Microsoft Unveils MAI-Thinking-1, Its First AI Reasoning Model
At Build 2026, Microsoft announced the arrival of new in-house AI models, now directly available through Microsoft Foundry and Azure Speech. This new generation of models targets four use cases: text, image, voice, and transcription.
The MAI models, for Microsoft AI, are built directly by Microsoft, without OpenAI. This is an important detail that marks a clear break from the company led by Sam Altman.
Table of Contents
Reasoning with MAI-Thinking-1
For logical processing and text generation, Microsoft introduces MAI-Thinking-1, its very first LLM dedicated to reasoning. Until now, the MAI family consisted of only 4 models dedicated to image generation and audio capabilities (available in Foundry since April). As mentioned earlier, this model was trained from scratch on proprietary data, without relying on the training of a third-party model.
Positioned as a mid-sized model, it is based on a Mixture-of-Experts (MoE) architecture, which selectively activates only the parts of the model needed for each request. The goal: increase the model's overall capabilities without dramatically increasing compute requirements. In a way, this architecture makes the model more efficient.
"MAI-Thinking-1 is particularly well suited to enterprise use cases that often require deep contextual understanding: long-document analysis, complex multi-step reasoning, and processing extended agent traces without fragmentation or stitching.", Microsoft says.
How does this model compare with the competition? I'm thinking in particular of Claude Opus by asking this question.
Microsoft addresses this point. It states that MAI-Thinking-1 matches Claude Opus 4.6 on the SWE-Bench Pro benchmark, with a notable difference for customers: the cost would be significantly lower. It is therefore less capable than GPT-5.5, Claude Opus 4.8, and Gemini 3.5-flash.
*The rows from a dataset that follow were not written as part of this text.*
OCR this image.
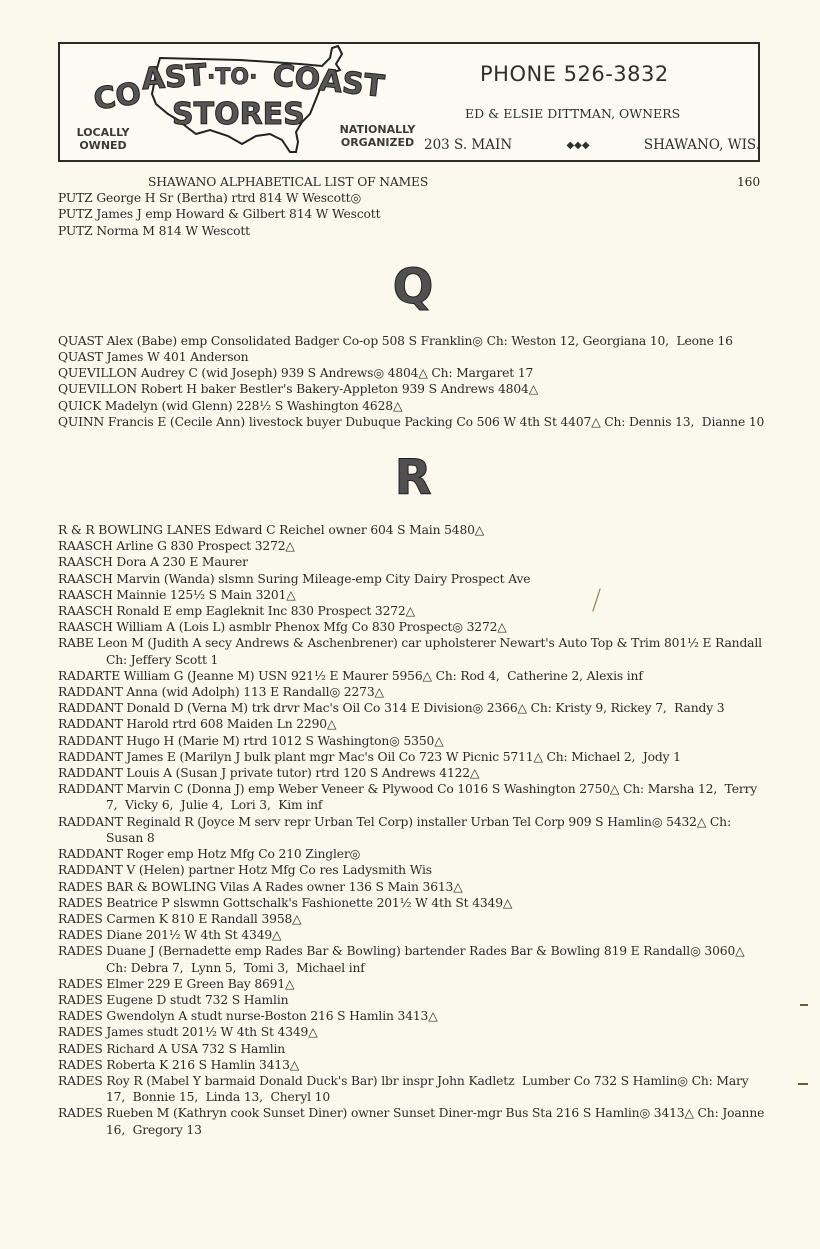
CO
AST
·TO· COAST
STORES
LOCALLY
OWNED
NATIONALLY
ORGANIZED
PHONE 526-3832
ED & ELSIE DITTMAN, OWNERS
203 S. MAIN	◆◆◆	SHAWANO, WIS.
SHAWANO ALPHABETICAL LIST OF NAMES	160
PUTZ George H Sr (Bertha) rtrd 814 W Wescott◎
PUTZ James J emp Howard & Gilbert 814 W Wescott
PUTZ Norma M 814 W Wescott
Q
QUAST Alex (Babe) emp Consolidated Badger Co-op 508 S Franklin◎ Ch: Weston 12, Georgiana 10,  Leone 16
QUAST James W 401 Anderson
QUEVILLON Audrey C (wid Joseph) 939 S Andrews◎ 4804△ Ch: Margaret 17
QUEVILLON Robert H baker Bestler's Bakery-Appleton 939 S Andrews 4804△
QUICK Madelyn (wid Glenn) 228½ S Washington 4628△
QUINN Francis E (Cecile Ann) livestock buyer Dubuque Packing Co 506 W 4th St 4407△ Ch: Dennis 13,  Dianne 10
R
R & R BOWLING LANES Edward C Reichel owner 604 S Main 5480△
RAASCH Arline G 830 Prospect 3272△
RAASCH Dora A 230 E Maurer
RAASCH Marvin (Wanda) slsmn Suring Mileage-emp City Dairy Prospect Ave
RAASCH Mainnie 125½ S Main 3201△
RAASCH Ronald E emp Eagleknit Inc 830 Prospect 3272△
RAASCH William A (Lois L) asmblr Phenox Mfg Co 830 Prospect◎ 3272△
RABE Leon M (Judith A secy Andrews & Aschenbrener) car upholsterer Newart's Auto Top & Trim 801½ E Randall Ch: Jeffery Scott 1
RADARTE William G (Jeanne M) USN 921½ E Maurer 5956△ Ch: Rod 4,  Catherine 2, Alexis inf
RADDANT Anna (wid Adolph) 113 E Randall◎ 2273△
RADDANT Donald D (Verna M) trk drvr Mac's Oil Co 314 E Division◎ 2366△ Ch: Kristy 9, Rickey 7,  Randy 3
RADDANT Harold rtrd 608 Maiden Ln 2290△
RADDANT Hugo H (Marie M) rtrd 1012 S Washington◎ 5350△
RADDANT James E (Marilyn J bulk plant mgr Mac's Oil Co 723 W Picnic 5711△ Ch: Michael 2,  Jody 1
RADDANT Louis A (Susan J private tutor) rtrd 120 S Andrews 4122△
RADDANT Marvin C (Donna J) emp Weber Veneer & Plywood Co 1016 S Washington 2750△ Ch: Marsha 12,  Terry 7,  Vicky 6,  Julie 4,  Lori 3,  Kim inf
RADDANT Reginald R (Joyce M serv repr Urban Tel Corp) installer Urban Tel Corp 909 S Hamlin◎ 5432△ Ch: Susan 8
RADDANT Roger emp Hotz Mfg Co 210 Zingler◎
RADDANT V (Helen) partner Hotz Mfg Co res Ladysmith Wis
RADES BAR & BOWLING Vilas A Rades owner 136 S Main 3613△
RADES Beatrice P slswmn Gottschalk's Fashionette 201½ W 4th St 4349△
RADES Carmen K 810 E Randall 3958△
RADES Diane 201½ W 4th St 4349△
RADES Duane J (Bernadette emp Rades Bar & Bowling) bartender Rades Bar & Bowling 819 E Randall◎ 3060△ Ch: Debra 7,  Lynn 5,  Tomi 3,  Michael inf
RADES Elmer 229 E Green Bay 8691△
RADES Eugene D studt 732 S Hamlin
RADES Gwendolyn A studt nurse-Boston 216 S Hamlin 3413△
RADES James studt 201½ W 4th St 4349△
RADES Richard A USA 732 S Hamlin
RADES Roberta K 216 S Hamlin 3413△
RADES Roy R (Mabel Y barmaid Donald Duck's Bar) lbr inspr John Kadletz  Lumber Co 732 S Hamlin◎ Ch: Mary 17,  Bonnie 15,  Linda 13,  Cheryl 10
RADES Rueben M (Kathryn cook Sunset Diner) owner Sunset Diner-mgr Bus Sta 216 S Hamlin◎ 3413△ Ch: Joanne 16,  Gregory 13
However, depending on the usage scenario, results may vary.
This model is currently available in private preview (accessible on request via this form).
Image generation with MAI-Image-2.5
Microsoft also unveiled a family of models dedicated to image generation and image-to-image editing. There is the standard version on one hand, and the MAI-Image-2.5-Flash version on the other, which is faster and better suited to high-volume production.
The Redmond-based company emphasizes the integration of a set of control tools, especially to maintain consistency between generated or edited images:
- Identity and character consistency: preservation of faces, hair, clothing, and overall body identity across different styles or poses.
- Style and scene control: the ability to apply a full restyle (anime effect, color grading, film grain, rejuvenation) or rearrange the scene (adding, removing, or moving objects, adjusting human poses).
- Text, graphics, and layout control: generation of typography and logos, text changes based on natural-language prompts, or creation of PowerPoint-ready infographics.

Here are the pricing details for these two models available through Microsoft Foundry:
| Model | Text input (per million tokens) | Image input (per million tokens) | Image output (per million tokens) |
| MAI-Image-2.5 | $5.00 | $8.00 | $47.00 |
| MAI-Image-2.5 Flash | $1.75 | $1.75 | $33.00 |
Voice cloning and transcription with MAI models
Finally, the last area Microsoft is targeting is audio. At Build 2026, two models were unveiled to address text-to-speech and audio transcription needs.
- MAI-Voice-2
This multilingual text-to-speech model supports 15 languages and can recreate the unique voice identity of a specific person. To do so, it uses a short reference audio sample to instantly capture the characteristics of the voice (tone, emotion, accent, rhythm, etc.).
A faster version, MAI-Voice-2 Flash, will follow later.
- MAI-Transcribe-1.5
This speech-to-text model supports a total of 43 languages. It was designed to remain accurate even in the presence of background noise, overlapping conversations, or when analyzing long meetings. It is also customizable so it can recognize proper names, brand names, or specific technical vocabulary.
On the standard multilingual FLEURS benchmark (covering 25 languages), its word error rate improves from 3.9% to 3.7% (compared with MAI-Transcribe-1), strengthening its global first-place ranking. In fact, according to Microsoft, this model ranks first in 11 key languages and outperforms Whisper-large-v3.
Here are the pricing details for these two models available through Azure Speech:
| Model | Price |
| MAI-Voice-2 | $22.00 per million characters |
| MAI-Transcribe-1.5 | From $0.36 per hour |
Ultimately, Microsoft seems determined to build a complete ecosystem of AI models developed in-house, and therefore without relying on third-party technologies. It will be interesting to follow the evolution of these models, especially compared with the competition, over the coming months.